Search code examples
pythoncsvbigdatadask

Dask object memory size larger than the file size?


I have a csv file that is 15Gb in size according to du -sh filename.txt. However, when I load the file to dask, the dask array is almost 4 times larger at 55Gb. Is this normal? Here is how I am loading the file.

cluster = LocalCluster()  # Launches a scheduler and workers locally
client = Client(cluster)  # Connect to distributed cluster and override default@delayed
input_file_name = 'filename.txt'

@delayed
def load_file(fname, dtypes=dtypes):
    ddf = dd.read_csv(input_file_name, sep='\t', dtype=dtypes) #dytpes is dict of {colnames:bool}
    arr = ddf.to_dask_array(lengths=True)
    return arr
result = load_file(input_file_name)

arr = result.compute()
arr

Array Chunk
Bytes 54.58 GiB 245.18 MiB
Shape (1787307, 4099) (7840, 4099)
Count 456 Tasks 228 Chunks
Type object numpy.ndarray


I wasn't expecting the dask array to be so much larger than the input file size.

The file is contains binary values, so I tried passing bool dtype to see if it will shrink in size but I see no difference.


Solution

  • Found the answer- it was right there on the output of arr where it says the Type -> 'object'. Looks like converting from dask dataframe to array using arr = ddf.to_dask_array(lengths=True) does not preserve the bool object type. I was able to reduce the memory load significantly by explicitly casting it as bool type again.

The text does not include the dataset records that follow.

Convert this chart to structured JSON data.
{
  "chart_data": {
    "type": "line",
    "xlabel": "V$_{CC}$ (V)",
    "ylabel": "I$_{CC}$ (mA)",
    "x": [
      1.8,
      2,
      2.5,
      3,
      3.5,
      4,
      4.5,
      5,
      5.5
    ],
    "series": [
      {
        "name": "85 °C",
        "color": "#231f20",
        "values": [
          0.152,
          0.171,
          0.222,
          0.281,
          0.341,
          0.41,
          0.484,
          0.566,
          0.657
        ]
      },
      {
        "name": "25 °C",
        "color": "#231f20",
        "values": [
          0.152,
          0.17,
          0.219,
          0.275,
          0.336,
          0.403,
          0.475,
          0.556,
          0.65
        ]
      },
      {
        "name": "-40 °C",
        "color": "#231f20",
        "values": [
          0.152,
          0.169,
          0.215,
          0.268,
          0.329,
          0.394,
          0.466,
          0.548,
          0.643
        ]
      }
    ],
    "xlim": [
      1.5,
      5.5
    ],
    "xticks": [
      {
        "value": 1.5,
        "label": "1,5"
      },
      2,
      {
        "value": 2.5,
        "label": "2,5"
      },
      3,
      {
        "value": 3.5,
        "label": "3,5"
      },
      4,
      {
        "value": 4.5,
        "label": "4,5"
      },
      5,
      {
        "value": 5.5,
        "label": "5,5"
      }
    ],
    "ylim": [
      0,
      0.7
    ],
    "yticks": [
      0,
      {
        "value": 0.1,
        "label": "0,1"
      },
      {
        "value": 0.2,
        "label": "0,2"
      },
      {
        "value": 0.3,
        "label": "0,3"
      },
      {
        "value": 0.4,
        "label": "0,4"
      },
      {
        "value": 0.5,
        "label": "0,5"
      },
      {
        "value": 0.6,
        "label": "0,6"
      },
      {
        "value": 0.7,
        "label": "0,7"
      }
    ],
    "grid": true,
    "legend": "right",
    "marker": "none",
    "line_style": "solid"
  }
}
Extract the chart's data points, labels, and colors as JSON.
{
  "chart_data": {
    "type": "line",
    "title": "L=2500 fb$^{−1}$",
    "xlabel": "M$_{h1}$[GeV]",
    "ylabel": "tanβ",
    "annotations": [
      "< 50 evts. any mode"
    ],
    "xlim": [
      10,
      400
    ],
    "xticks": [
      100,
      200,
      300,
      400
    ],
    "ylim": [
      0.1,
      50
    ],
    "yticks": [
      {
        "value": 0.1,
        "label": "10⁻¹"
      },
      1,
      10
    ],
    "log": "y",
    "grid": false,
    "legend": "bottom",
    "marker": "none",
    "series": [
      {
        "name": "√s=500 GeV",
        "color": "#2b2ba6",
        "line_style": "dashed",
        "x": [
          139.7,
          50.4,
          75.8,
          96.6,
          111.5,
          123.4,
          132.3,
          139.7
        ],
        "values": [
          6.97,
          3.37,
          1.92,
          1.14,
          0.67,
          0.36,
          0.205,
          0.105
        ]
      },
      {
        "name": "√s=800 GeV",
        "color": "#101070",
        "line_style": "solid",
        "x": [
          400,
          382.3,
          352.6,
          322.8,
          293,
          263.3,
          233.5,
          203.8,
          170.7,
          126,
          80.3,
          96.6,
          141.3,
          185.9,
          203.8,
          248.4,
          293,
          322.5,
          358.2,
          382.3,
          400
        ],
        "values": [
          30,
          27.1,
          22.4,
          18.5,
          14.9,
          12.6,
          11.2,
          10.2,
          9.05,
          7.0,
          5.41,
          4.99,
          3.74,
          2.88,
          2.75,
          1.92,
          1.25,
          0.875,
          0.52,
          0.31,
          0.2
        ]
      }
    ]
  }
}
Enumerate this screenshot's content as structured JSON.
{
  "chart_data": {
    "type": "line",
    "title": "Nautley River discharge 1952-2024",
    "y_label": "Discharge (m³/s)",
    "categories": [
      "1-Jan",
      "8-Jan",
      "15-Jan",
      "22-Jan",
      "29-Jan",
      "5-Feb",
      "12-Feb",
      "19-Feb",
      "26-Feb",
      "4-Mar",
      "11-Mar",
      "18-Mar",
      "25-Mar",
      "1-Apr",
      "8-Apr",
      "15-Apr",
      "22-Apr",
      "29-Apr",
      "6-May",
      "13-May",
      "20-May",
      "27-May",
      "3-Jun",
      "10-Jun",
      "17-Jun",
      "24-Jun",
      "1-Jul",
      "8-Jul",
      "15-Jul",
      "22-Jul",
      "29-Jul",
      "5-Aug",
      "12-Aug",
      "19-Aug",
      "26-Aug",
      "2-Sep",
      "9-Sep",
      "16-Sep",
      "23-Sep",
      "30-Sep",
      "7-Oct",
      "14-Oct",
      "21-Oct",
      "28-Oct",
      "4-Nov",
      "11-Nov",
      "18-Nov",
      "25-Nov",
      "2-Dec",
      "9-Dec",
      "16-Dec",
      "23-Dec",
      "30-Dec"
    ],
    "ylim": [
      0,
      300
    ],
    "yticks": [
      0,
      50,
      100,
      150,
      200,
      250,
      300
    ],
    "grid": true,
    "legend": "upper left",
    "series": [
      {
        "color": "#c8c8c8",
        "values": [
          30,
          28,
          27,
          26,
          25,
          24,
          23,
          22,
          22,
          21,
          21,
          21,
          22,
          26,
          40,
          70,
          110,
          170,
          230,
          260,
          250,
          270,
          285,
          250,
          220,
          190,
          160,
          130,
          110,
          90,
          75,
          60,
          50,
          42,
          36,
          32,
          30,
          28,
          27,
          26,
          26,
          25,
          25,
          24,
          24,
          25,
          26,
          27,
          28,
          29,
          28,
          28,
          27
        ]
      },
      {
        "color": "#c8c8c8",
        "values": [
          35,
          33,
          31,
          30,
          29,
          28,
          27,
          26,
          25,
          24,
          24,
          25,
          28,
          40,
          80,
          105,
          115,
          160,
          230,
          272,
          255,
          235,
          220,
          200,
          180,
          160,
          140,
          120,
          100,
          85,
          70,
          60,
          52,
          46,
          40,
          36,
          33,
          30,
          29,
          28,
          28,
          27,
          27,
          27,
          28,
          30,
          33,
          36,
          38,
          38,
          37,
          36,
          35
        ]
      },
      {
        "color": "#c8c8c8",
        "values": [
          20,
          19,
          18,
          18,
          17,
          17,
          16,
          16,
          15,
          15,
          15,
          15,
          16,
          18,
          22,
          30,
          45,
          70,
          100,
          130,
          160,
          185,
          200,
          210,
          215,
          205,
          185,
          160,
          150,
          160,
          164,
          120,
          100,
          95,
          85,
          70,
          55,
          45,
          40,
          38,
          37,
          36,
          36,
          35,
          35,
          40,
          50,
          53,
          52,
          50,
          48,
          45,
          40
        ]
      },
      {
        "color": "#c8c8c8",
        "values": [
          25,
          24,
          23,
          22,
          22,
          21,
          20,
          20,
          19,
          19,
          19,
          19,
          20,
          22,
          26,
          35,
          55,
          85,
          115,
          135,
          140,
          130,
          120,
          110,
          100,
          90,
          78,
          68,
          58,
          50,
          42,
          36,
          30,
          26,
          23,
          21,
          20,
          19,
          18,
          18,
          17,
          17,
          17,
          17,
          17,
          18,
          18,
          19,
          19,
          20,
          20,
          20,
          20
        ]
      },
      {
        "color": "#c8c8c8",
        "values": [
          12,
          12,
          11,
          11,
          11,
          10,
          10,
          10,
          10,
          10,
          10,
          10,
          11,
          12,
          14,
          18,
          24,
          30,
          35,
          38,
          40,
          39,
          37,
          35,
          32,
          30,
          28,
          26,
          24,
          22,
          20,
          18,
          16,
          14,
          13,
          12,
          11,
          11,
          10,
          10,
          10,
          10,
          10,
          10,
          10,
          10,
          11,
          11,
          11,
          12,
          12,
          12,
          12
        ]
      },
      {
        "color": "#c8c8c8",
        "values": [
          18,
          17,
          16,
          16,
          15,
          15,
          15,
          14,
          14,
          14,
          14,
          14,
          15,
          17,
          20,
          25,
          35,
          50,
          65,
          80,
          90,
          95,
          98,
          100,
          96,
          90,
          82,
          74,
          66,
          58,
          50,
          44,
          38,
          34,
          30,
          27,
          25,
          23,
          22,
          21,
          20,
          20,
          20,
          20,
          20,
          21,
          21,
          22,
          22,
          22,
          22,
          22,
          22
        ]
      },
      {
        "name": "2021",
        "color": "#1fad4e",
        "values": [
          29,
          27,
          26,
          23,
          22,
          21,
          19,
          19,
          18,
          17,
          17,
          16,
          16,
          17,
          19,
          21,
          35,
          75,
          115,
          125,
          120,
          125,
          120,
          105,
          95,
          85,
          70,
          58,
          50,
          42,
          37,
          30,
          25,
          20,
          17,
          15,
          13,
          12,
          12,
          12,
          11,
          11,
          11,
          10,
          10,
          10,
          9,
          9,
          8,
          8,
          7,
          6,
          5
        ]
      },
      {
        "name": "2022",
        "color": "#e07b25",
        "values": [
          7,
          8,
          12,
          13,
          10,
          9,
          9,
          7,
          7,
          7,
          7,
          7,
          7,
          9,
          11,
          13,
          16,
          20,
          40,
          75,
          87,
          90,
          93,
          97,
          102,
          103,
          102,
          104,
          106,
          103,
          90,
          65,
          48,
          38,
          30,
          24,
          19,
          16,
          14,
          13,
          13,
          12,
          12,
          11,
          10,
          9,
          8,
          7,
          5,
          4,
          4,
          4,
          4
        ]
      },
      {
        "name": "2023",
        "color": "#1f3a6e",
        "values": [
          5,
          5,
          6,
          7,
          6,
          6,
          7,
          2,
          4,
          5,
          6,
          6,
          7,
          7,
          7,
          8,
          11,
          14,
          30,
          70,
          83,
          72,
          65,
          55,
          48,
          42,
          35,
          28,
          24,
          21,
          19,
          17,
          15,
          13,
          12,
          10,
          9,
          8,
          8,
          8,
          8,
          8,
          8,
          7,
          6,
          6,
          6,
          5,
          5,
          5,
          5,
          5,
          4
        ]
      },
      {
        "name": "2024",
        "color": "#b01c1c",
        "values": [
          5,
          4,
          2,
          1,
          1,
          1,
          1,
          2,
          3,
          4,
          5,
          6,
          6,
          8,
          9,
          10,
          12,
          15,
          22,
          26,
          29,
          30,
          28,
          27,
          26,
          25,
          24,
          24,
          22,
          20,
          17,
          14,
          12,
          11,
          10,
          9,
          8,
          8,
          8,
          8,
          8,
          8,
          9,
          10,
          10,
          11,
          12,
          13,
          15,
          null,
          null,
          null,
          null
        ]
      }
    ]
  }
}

    # load the dask dataframe and convert to array
    @delayed
    def load_to_arr(fname, dt):
        ddf = dd.read_csv(fname, sep='\t', dtype=dt)
        arr = unitig_ddf.to_dask_array(lengths=True)
        arr = unitig_arr.astype(bool, copy=False) # recast as bool array
        return unitig_arr
    result = load_to_arr(input_file_name, dt=dtypes)
    arr = result.compute()
    arr
    

    This now gives an object that is of type bool as size 6Gb, which is more reasonable.

    Array Chunk
    Bytes 6.82 GiB 30.65 MiB
    Shape (1787307, 4099) (7840, 4099)
    Count 456 Tasks 228 Chunks
    Type bool numpy.ndarray